Quatre personnes ont été interpellées ce mardi matin dans des habitations de Beerse, Kapellen et Rijkevorsel, dans la province d’Anvers. Le parquet d’Anvers a expliqué que ces fouilles domiciliaires ont été réalisées dans le cadre d’une enquête sur l’utilisation prohibée d’un vaccin contre un virus touchant les tomates.
Le virus ? A moins d’être dans le domaine horticole ou phytosanitaire plus précisément, vous n’en avez sans doute jamais entendu parler. Il s’agit du "virus du fruit rugueux brun de la tomate". En anglais, le "Tomato Brown Rugose Fruit Virus", d’où son abréviation, le ToBRFV. Ce virus végétal très contagieux ne touche pas l’humain, mais certains végétaux, et en particulier les tomates, et parfois les poivrons et les piments.
Un virus récent
Permettez-nous donc de l’appeler ToBRFV, ce virus relativement récent dans la culture des tomates. D’après cette note de l’Afsca, l’Agence fédérale pour la sécurité de la chaîne alimentaire, il a été signalé pour la première fois en 2014 en Israël et en Jordanie. Fin 2018, il a aussi été découvert en Europe : en Allemagne, en Italie, aux Pays-Bas et en Grèce.
"C’est un nouveau virus", confirme Sébastien Massart, professeur à la Faculté de Gembloux-Agrobiotech (ULiège). "Ce virus n’existait pas avant. Il y a eu une première rencontre entre ce virus qui venait d’une plante sauvage et la tomate, à ce moment-là. Il a tout de suite inquiété les scientifiques, parce qu’il a un potentiel de contamination très important. Malgré les mesures qui ont été prises, il s’est disséminé un peu partout dans le monde."
Entre-temps, "la liste des pays contaminés ne cesse de s’allonger", dit l’Afsca, qui précise que ce sont souvent des lots de semences de tomates utilisés provenant de pays tiers qui s’avèrent contaminés, et que la Belgique a déjà reçu des notifications selon lesquelles des semences potentiellement contaminées et des végétaux cultivés au départ de ces semences ont été livrés chez nous. Lorsque de telles notifications sont effectuées, des mesures sont immédiatement prises.

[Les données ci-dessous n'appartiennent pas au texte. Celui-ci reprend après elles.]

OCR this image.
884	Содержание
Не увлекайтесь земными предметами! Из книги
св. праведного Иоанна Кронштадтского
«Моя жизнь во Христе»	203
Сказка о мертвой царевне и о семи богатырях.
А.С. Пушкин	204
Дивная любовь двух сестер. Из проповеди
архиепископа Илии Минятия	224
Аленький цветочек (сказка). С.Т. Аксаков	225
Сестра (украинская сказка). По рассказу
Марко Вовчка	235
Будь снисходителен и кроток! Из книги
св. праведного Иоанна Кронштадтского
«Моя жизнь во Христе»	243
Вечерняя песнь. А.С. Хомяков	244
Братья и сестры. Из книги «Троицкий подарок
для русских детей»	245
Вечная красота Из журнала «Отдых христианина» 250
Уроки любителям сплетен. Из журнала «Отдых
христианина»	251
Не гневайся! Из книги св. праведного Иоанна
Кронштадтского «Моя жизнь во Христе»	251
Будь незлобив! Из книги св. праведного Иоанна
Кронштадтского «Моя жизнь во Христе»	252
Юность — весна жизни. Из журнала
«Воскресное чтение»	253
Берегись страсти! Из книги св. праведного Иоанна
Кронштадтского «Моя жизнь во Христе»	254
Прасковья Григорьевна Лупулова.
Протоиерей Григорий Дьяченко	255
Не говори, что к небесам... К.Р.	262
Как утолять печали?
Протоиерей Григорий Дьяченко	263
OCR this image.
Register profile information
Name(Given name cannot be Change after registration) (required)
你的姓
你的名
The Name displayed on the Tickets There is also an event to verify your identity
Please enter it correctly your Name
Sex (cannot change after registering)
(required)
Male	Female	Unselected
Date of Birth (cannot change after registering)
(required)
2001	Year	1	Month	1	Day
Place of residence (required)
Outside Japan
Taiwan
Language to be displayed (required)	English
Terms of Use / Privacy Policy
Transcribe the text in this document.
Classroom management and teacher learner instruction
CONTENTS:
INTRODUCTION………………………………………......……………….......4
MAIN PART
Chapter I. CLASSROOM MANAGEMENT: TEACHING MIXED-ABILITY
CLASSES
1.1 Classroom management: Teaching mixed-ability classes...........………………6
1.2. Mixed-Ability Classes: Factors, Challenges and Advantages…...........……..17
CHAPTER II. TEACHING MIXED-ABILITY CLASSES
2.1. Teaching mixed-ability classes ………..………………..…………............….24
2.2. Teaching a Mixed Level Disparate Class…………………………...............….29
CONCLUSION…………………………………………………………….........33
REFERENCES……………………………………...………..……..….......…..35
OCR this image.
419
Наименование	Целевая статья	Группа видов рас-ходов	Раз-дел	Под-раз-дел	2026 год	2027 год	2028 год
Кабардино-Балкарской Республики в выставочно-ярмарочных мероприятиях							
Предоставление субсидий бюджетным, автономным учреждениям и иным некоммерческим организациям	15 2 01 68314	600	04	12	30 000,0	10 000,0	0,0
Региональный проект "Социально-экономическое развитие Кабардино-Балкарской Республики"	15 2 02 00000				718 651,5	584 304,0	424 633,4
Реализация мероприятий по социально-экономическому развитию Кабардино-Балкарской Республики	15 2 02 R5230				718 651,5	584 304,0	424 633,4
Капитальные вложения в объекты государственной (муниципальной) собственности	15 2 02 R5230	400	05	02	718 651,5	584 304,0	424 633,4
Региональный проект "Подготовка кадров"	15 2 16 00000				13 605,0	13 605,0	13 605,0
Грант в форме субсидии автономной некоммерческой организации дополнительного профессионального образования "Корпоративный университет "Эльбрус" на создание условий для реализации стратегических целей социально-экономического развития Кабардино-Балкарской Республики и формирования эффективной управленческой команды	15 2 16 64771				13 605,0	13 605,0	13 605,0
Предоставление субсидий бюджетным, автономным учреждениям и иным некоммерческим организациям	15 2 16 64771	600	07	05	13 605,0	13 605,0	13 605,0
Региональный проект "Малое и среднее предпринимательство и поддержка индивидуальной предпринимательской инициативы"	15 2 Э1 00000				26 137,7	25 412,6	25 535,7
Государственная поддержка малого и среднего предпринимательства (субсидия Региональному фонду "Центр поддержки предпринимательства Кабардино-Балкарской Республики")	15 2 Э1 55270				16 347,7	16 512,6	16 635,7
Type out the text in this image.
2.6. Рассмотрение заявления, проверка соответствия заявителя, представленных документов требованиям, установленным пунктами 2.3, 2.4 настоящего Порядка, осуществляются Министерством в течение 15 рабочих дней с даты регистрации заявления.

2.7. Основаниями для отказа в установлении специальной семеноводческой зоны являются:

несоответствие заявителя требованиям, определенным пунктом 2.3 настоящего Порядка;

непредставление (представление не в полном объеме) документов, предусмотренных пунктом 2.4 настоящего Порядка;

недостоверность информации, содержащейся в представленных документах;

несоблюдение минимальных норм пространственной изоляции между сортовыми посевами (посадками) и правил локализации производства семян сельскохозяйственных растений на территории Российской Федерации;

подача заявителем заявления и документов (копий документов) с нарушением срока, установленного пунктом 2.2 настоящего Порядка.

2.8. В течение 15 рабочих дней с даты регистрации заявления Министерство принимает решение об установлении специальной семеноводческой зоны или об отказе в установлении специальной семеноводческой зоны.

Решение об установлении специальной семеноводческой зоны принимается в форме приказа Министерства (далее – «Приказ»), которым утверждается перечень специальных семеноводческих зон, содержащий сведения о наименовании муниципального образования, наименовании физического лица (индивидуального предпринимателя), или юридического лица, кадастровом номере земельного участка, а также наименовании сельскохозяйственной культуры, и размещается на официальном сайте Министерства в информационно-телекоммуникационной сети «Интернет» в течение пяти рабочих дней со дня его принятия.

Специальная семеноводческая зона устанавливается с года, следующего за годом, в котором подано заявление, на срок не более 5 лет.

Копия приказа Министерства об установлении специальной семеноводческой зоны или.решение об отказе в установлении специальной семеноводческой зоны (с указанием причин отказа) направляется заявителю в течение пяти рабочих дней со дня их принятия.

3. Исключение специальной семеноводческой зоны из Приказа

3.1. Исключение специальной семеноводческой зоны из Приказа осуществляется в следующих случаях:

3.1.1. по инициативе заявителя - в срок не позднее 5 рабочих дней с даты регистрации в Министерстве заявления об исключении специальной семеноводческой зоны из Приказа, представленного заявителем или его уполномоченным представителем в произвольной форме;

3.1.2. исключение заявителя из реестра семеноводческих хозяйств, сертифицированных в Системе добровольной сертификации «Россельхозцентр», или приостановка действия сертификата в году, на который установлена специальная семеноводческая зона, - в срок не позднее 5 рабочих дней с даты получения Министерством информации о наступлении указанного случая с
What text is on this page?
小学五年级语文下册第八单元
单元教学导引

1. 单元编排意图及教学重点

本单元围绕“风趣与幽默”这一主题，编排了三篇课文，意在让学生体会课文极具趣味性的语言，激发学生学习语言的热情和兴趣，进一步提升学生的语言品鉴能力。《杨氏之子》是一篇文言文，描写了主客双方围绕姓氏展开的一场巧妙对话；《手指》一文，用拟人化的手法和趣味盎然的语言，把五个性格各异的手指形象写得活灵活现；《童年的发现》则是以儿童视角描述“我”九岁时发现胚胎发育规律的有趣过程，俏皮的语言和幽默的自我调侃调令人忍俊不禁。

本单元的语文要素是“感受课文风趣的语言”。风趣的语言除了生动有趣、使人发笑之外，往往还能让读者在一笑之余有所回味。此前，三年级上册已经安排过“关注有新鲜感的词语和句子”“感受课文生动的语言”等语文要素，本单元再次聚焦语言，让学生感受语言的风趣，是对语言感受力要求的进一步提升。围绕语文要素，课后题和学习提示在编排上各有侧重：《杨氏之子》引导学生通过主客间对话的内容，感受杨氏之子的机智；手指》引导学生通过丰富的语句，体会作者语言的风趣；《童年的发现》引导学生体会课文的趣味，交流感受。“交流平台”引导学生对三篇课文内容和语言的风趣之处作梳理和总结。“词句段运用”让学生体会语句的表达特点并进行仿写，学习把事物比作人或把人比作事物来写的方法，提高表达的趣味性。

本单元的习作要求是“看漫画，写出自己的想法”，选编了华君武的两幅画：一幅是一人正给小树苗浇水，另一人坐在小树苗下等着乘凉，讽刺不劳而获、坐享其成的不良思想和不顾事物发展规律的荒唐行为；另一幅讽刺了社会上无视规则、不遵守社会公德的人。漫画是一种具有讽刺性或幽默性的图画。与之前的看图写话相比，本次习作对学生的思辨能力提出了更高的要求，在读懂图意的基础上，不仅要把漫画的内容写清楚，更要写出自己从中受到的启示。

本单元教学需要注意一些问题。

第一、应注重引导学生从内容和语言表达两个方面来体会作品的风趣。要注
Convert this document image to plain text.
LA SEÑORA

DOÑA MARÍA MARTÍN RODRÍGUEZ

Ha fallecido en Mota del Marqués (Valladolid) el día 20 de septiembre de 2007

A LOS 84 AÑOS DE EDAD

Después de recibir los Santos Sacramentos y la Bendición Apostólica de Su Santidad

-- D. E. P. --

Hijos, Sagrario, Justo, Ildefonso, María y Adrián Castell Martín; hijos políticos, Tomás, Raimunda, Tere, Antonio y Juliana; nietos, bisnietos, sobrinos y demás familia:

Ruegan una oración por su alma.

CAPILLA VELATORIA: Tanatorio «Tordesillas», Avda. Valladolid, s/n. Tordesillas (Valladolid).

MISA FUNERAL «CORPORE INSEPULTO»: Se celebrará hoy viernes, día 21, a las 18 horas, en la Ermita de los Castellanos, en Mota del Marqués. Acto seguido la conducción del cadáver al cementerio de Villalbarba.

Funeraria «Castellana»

Très transmissible… chez les tomates
Les tomates infectées voient se former des sortes de mosaïques sur les jeunes feuilles de leurs plans ou des taches apparaître sur les fruits, ce qui les rend invendables. Ce virus est très transmissible de tomates en tomates et comporte un risque de propagation très élevé. "Il peut se transmettre par contact", précise le professeur Massart. "Un cageot de tomates sur lequel il y a une tomate contaminée peut ensuite contaminer d’autres endroits parce que le virus reste très longtemps sur des surfaces."
Pas de vaccin autorisé
A ce jour, aucun vaccin contre le virus du fruit rugueux brun de la tomate n’est homologué. L’utilisation d’un vaccin par des méthodes non encore autorisées (comme l’isolat de virus faible) est strictement interdite. Cela contrevient aux mesures phytosanitaires d’urgence contre ce virus et à la législation sur la vente de produits phytopharmaceutiques.
"L’utilisation de vaccins chez les plantes est soumise à des autorisations légales", explique l’expert en phytopathologie. "Ce sont des produits phytopharmaceutiques d’origine biologique. Ils doivent suivre tout une série de règles pour être autorisés. C’est très important pour garantir l’efficacité du produit, sa stabilité au cours du temps et l’absence d’effet néfaste pour l’environnement ou pour d’autres plantes. Sur le long terme, il faut s’assurer pour un vaccin que la souche utilisée ne va pas muter et devenir agressive et poser un problème pour les plants de tomates."
Inoculation illégale ?
La ferme de Rijkevorsel est soupçonnée d’avoir inoculé délibérément le virus à ses plants de tomates afin de les rendre résistants à la maladie. Le vaccin contiendrait un variant bénin de la maladie. Mais l’Union européenne applique une tolérance zéro au sujet de ce virus, rendant illégale la pratique découverte par la police. Des inspecteurs de l’Agence fédérale pour la sécurité de la chaîne alimentaire (Afsca) étaient également présents lors des perquisitions. "Ils ont souligné que ce virus s’attaquait uniquement à certaines espèces végétales et pas à l’homme", précise le parquet. Les agents ont également mis la main sur d’importantes sommes d’argent pendant les différentes fouilles. Le parquet confirme, par ailleurs, qu’une enquête est également en cours aux Pays-Bas pour les mêmes agissements dans des entreprises spécialisées dans la culture de tomates.